Navigational Tools For Learners: An Environmental Scan Of The Career Guidance Field In South Africa
This report has been commissioned by the South Africa Qualifications Authority. It reports on navigational tools available to learners, workers, work-seekers in South Africa and to those helping them construct work and study paths for sustainable and meaningful livelihoods.
The landscape of careers guidance in South Africa comprises many players, diverse and devolved information sources and services, and a policy and personnel infrastructure that suggests the situation of careers guidance has improved over the last few years. However, information exists in ‘thundershower’ initiatives for pockets of people. Changes in education and training make mastering information more complicated.
The key voids in information and guidance provision are: lack of coordination; no comprehensive, national, independent, good-quality, publicly available information; no national strategic policy leadership in the field; no models for systemic careers guidance delivery; paltry funding to outreach organisations; and no public recognition that support and accessibility are intertwined.
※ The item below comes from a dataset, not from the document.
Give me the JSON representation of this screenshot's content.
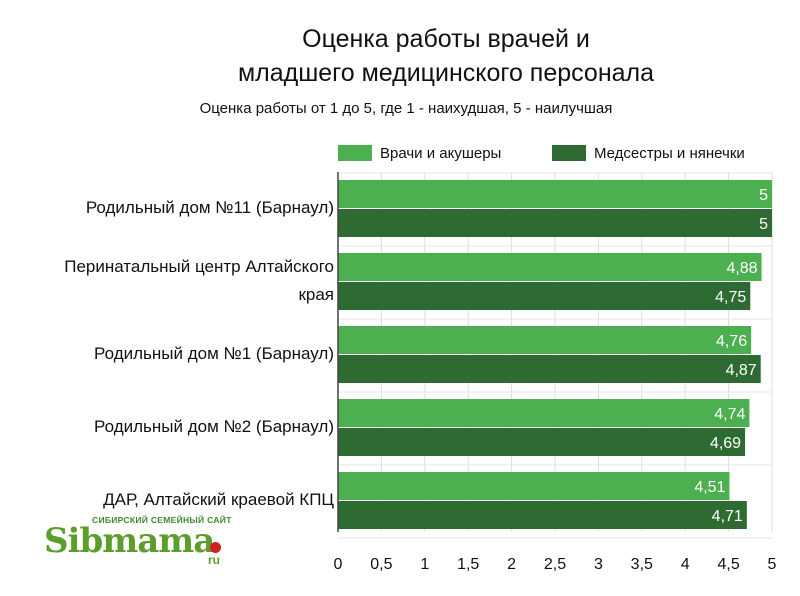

Needed are strategic leadership and coordination; comprehensive, national, independent accessible information for all linked to support services; and harnessing new technology to provide innovative services that increase accessibility dramatically. The learner needs to be at the centre of a radical rethink of careers services in a lifelong learning framework to ensure learners have access to navigational tools throughout a lifetime of work and study transitions.
A cellphone/telephone helpline is recommended and elaborated as a strategic and concrete point of entry to address many of these imperatives. The need for navigational tools is vast and a critical issue of access, redress and the efficiency of the education and labour market systems. SAQA, linked to both the Department of Education (DoE) and the DoL, is ideally placed to lead a partner initiative to set up a helpline for careers information and advice.